いっそう妖しく笑いながら祐一へと近づく。

「祐一さん……」

それだけ言って秋子は祐一にしなだれかかった。








































「う、う〜ん」

起きようとしているのか祐一がうめき声をあげる。

少しずつ目を開いていく。

その間祐一は何かの重みを体に感じていた。

なんだろう? と思い、祐一はそれを感じる方向へと目を向ける。

「!?」

目を見開き驚きをあらわにする。

そこにはまるで覆い被さるようにした秋子が居た。

いつも三つ編みにしている青い綺麗な髪は解かれ体全体に広がり、一児の母と思えないほど綺麗な顔がすぐ近くにあった。

バクバクと一気に心臓の鼓動が跳ね上がる。

「あ、秋子さん!?」

叫ぶように声を上げるが熟睡しているのか秋子は目を開けようとしない。

それどころかより体を預けるように擦り寄ってくる。

それは祐一にとって拷問のような出来事だった。

息を感じるくらいに顔が近づき、胸にはふにふにとしたものを感じ、足の間には秋子の足が挟まっている。
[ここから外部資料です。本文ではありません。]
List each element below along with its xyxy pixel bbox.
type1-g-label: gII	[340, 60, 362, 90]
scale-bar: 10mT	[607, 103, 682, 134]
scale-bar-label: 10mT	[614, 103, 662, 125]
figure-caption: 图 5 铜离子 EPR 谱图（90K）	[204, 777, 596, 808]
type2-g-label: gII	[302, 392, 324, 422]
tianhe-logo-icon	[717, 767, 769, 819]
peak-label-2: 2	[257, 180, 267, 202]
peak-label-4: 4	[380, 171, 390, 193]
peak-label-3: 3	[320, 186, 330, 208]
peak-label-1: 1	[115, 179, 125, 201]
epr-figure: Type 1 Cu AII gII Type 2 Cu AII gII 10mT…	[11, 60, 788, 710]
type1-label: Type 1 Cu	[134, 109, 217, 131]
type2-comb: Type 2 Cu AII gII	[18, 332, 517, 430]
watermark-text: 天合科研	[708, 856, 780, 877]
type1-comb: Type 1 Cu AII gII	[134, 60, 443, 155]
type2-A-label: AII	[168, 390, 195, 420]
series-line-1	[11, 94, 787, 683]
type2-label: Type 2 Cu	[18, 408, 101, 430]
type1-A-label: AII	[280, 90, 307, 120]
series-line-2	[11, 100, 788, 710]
祐一はもちろん年頃の男なのだから体の一部が自己主張してきたのだ。

ぐああぁぁぁ、と声にならない声を上げる。

その時、祐一はこう思ったという。

名雪、純潔守れるのかな、俺。っていうか捧げちまいそうだよ。

と。



























終わるのか?
後書きっぽいの(愚痴)



……何でしょうね、これは。

あ、すいません。風鳴飛鳥(かざなりひとり)です。

秋子さんSSなんですが書いてる本人にも謎なSSになってしまいました。

まぁ、途中何があったのかとかは気にしないでください。

それとも、そこら辺も書いた方が良いんでしょうか? 謎です。

最後に。読んでくれた皆さんありがとうございました。